Das Werk trägt die unverwechselbare Handschrift von ATAK, der in den 1990er Jahren die deutsche Comicavantgarde maßgeblich mitgeprägt hat. Aufgewachsen in der ehemaligen DDR, war er 1989 Mitbegründer der Comicgruppe „Renate“ und bewegt sich seither aktiv im diffusen Feld zwischen Comic, Illustration und Kunst. Typisch für seine Ausstellungen und Werke ist, dass die Bilder selten einen Zusammenhang aufweisen, wie auch in „Verrückte Welt“ festzustellen ist. In seinen Illustrationen glaubt man teilweise schon bekannte Darstellungen wieder zu erkennen, wie z.B. die Dr.-Oetker-Werbung oder Heinrich Hoffmanns „Geschichte vom wilden Jäger“. ATAKs Jugend als Punk ist sicherlich eine gesellschaftskritische und subversive Grundhaltung gedankt. In der momentanen Krise erhält so ein Bild, auf dem ein Punker einem bettelnden Banker hundert Euro spendet, eine sehr politische Bedeutung.
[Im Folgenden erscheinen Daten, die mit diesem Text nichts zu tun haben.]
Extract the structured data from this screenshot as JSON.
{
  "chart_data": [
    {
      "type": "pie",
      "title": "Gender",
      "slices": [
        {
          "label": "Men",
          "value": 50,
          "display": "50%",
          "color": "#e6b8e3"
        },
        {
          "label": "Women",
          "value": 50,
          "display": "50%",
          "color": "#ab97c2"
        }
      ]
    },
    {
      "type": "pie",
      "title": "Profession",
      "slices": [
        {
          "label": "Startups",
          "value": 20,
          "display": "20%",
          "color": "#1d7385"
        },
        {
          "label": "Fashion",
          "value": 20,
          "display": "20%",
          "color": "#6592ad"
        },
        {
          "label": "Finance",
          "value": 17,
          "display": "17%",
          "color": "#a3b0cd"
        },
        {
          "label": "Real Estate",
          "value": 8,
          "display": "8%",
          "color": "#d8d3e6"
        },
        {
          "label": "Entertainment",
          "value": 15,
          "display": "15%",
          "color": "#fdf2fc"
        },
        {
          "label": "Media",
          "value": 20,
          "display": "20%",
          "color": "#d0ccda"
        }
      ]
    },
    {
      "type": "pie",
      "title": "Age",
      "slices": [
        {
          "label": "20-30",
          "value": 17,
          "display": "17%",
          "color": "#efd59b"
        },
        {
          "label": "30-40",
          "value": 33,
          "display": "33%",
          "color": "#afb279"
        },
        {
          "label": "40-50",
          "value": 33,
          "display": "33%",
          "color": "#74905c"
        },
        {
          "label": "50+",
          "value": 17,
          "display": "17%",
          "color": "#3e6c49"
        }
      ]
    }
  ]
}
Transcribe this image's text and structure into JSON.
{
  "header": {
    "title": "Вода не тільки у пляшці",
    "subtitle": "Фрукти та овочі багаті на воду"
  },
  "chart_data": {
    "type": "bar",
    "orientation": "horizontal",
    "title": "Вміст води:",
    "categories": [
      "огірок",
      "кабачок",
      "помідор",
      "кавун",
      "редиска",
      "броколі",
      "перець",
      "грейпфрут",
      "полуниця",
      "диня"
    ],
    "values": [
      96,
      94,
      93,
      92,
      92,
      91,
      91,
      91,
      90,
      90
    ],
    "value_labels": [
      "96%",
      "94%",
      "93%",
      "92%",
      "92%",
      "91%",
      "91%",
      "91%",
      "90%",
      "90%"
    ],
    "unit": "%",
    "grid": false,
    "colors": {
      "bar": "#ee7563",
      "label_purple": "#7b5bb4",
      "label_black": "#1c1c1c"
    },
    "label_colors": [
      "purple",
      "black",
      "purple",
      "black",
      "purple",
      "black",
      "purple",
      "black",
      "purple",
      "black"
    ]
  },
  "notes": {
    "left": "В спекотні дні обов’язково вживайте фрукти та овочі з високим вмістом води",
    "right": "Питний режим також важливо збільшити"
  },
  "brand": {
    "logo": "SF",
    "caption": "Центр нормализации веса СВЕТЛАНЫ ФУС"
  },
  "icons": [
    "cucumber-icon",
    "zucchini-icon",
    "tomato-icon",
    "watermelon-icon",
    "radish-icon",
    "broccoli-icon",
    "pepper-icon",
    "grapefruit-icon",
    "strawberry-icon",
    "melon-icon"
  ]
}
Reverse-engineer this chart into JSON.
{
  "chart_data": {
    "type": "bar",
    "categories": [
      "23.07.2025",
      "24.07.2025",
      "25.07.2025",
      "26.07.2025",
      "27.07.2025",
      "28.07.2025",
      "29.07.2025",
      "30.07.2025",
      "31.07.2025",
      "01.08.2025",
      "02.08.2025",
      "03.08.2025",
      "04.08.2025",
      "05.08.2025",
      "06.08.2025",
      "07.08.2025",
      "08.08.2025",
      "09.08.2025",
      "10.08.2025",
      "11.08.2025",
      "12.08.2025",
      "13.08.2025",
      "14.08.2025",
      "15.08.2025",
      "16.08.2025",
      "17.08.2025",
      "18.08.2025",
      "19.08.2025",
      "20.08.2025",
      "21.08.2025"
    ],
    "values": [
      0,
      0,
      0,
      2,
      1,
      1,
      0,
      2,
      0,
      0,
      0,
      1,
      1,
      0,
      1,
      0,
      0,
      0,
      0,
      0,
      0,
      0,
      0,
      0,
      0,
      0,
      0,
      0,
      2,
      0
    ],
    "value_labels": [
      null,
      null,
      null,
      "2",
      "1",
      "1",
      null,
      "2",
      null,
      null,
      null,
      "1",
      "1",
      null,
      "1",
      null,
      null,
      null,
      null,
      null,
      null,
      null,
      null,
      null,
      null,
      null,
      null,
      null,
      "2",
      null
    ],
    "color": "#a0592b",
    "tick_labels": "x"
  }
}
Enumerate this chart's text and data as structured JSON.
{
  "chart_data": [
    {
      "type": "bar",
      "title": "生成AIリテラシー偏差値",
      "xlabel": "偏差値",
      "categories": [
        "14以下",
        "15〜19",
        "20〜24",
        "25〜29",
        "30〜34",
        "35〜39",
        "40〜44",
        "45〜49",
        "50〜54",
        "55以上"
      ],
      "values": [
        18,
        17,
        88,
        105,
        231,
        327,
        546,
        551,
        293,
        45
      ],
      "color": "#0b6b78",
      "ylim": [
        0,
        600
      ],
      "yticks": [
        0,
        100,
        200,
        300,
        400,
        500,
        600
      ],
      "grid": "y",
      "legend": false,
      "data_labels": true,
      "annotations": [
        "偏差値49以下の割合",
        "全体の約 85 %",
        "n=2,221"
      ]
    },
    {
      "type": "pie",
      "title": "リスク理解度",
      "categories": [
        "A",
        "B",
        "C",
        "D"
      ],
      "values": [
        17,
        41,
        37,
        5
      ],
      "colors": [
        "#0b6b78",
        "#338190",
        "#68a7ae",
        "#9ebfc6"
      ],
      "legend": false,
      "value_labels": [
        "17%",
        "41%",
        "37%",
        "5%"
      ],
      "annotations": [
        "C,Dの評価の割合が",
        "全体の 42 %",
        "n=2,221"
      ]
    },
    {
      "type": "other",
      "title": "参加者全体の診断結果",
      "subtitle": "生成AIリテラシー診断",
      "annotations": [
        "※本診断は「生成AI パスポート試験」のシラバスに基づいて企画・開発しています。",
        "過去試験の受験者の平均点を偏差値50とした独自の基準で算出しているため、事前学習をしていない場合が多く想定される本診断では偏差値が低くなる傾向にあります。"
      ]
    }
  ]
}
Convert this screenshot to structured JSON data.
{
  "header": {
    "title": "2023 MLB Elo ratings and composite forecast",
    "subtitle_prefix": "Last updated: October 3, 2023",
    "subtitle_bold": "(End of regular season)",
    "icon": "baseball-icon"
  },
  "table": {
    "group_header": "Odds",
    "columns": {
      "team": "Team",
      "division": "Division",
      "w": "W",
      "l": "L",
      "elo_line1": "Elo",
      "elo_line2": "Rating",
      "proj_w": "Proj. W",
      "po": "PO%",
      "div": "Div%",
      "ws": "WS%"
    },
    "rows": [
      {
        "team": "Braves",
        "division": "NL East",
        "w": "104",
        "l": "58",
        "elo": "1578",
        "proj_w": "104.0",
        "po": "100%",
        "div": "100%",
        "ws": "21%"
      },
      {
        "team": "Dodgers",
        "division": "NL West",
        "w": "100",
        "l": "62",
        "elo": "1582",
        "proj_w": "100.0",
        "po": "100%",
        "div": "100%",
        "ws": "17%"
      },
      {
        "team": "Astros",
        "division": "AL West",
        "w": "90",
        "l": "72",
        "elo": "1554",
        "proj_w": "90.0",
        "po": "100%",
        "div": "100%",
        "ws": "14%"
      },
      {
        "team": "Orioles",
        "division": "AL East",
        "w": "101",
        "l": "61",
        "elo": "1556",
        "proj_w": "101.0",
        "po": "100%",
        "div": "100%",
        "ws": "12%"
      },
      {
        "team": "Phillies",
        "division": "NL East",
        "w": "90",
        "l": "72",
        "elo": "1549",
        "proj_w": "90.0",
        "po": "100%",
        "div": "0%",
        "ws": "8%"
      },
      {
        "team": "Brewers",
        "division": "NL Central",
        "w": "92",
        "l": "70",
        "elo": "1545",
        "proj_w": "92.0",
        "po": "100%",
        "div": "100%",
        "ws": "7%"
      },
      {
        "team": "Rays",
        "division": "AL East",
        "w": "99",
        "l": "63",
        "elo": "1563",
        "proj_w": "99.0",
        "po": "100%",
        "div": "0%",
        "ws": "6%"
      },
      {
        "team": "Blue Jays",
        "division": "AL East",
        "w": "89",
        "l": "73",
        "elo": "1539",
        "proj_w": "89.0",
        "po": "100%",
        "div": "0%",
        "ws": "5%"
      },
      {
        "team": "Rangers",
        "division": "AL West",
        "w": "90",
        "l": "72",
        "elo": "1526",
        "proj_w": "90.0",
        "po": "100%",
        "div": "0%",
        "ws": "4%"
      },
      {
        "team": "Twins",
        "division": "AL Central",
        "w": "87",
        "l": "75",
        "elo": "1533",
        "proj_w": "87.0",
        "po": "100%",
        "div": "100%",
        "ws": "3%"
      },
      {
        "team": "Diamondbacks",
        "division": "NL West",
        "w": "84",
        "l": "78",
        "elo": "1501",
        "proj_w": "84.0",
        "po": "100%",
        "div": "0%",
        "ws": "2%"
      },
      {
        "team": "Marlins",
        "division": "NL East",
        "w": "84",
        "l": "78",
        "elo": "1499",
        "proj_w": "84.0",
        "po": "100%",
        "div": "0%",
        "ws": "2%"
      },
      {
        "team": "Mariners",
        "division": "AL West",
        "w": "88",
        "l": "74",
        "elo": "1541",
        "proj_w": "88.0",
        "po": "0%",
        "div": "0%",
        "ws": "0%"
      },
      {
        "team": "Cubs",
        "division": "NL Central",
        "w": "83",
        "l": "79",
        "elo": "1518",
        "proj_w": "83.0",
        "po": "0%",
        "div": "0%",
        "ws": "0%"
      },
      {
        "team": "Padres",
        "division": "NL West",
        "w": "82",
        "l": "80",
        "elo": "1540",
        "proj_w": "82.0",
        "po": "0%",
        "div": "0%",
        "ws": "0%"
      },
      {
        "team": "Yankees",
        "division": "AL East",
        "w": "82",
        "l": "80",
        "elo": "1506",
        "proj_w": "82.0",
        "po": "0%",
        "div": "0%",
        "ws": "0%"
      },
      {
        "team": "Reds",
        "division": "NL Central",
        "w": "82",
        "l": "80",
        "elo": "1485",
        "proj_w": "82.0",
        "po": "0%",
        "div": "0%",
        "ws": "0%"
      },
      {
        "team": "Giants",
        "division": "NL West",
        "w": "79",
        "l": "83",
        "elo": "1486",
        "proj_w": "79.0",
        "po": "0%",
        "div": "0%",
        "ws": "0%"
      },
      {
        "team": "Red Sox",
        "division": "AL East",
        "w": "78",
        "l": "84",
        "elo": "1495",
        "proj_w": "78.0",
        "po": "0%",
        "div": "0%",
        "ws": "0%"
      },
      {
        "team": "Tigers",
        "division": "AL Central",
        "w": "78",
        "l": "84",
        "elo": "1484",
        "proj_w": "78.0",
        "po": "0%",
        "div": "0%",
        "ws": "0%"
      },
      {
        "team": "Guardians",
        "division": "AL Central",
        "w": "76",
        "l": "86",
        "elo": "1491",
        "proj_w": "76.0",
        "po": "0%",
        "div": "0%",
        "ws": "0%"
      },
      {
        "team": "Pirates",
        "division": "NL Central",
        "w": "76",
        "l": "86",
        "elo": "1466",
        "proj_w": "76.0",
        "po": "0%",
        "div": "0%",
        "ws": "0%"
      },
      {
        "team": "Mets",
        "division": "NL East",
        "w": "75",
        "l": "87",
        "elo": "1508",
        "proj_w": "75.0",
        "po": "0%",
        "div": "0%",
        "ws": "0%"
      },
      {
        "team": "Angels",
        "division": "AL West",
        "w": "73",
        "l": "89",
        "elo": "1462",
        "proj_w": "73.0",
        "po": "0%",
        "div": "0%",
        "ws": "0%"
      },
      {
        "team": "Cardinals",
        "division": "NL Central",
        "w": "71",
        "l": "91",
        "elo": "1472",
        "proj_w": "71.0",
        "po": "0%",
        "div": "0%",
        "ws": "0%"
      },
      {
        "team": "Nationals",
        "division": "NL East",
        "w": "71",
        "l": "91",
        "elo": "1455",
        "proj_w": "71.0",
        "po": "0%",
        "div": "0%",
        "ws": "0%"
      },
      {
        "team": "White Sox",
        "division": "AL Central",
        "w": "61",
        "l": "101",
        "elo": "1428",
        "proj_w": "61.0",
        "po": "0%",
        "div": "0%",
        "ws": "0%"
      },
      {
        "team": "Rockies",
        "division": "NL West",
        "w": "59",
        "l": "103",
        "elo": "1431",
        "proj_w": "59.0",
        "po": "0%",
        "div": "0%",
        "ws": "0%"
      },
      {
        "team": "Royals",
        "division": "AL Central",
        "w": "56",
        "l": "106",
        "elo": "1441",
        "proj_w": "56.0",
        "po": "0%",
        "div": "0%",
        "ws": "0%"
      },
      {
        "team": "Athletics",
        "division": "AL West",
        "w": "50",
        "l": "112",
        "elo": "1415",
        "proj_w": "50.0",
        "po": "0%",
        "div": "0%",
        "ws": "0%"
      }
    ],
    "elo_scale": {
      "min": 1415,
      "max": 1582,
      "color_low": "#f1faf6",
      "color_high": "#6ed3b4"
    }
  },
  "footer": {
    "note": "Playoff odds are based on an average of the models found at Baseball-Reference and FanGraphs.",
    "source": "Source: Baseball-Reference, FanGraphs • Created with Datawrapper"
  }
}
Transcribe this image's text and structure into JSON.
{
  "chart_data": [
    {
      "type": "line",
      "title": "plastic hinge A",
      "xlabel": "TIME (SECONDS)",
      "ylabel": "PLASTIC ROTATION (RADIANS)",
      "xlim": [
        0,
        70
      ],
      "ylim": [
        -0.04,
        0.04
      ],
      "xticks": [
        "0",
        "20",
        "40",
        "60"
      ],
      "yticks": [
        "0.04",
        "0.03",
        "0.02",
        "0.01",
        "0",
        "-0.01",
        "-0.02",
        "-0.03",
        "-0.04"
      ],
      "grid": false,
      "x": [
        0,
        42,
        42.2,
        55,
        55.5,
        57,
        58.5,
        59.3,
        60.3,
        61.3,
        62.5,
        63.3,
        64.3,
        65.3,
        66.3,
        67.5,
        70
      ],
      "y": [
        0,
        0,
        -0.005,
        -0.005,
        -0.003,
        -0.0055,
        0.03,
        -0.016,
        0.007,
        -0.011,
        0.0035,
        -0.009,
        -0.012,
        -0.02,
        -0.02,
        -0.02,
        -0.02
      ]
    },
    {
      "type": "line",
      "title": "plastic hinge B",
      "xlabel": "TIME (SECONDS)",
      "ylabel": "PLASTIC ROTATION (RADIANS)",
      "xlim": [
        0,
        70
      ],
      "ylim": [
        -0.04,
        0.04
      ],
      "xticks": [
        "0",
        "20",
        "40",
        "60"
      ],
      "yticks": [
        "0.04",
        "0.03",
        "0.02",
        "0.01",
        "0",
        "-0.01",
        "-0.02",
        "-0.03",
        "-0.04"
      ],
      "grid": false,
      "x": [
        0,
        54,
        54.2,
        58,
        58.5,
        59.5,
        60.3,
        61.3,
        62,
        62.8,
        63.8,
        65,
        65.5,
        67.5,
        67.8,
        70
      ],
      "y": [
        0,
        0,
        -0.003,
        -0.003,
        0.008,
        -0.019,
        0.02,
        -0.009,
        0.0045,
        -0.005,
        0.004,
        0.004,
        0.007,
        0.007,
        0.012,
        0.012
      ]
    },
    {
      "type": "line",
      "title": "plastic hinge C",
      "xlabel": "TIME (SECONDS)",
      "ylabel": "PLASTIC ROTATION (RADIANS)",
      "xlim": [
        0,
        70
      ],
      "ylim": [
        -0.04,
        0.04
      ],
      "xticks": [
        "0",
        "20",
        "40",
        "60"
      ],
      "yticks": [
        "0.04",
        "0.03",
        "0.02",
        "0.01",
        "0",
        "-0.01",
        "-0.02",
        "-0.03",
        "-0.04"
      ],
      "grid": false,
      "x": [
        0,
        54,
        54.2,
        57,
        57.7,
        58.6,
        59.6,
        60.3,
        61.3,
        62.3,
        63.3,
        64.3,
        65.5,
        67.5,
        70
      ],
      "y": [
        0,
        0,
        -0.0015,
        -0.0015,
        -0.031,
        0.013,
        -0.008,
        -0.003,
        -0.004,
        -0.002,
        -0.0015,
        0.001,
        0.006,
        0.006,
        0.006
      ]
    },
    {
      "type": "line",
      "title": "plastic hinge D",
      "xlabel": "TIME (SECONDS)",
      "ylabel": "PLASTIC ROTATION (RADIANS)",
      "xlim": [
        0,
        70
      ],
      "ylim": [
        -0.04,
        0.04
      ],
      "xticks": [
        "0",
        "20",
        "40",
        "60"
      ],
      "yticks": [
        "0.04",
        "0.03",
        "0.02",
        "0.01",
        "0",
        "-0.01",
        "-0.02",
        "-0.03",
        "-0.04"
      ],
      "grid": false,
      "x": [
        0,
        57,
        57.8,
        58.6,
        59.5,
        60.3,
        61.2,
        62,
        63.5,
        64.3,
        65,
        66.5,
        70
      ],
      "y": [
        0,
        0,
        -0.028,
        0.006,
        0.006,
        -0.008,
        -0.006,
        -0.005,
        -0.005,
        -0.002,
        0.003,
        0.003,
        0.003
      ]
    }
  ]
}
Dieses Buch wird empfohlen für Kinder ab vier Jahren. An manchen der Bilder werden Vierjährige sicher ihre Freude haben, wie z. B. an jenem, auf dem ein Baby seine Mutter füttert. Manche hingegen werden sich nicht sofort erschließen. Aber darin liegt vielleicht auch der Reiz des Buches, dass man mit zunehmendem Alter immer neue Dinge entdecken kann.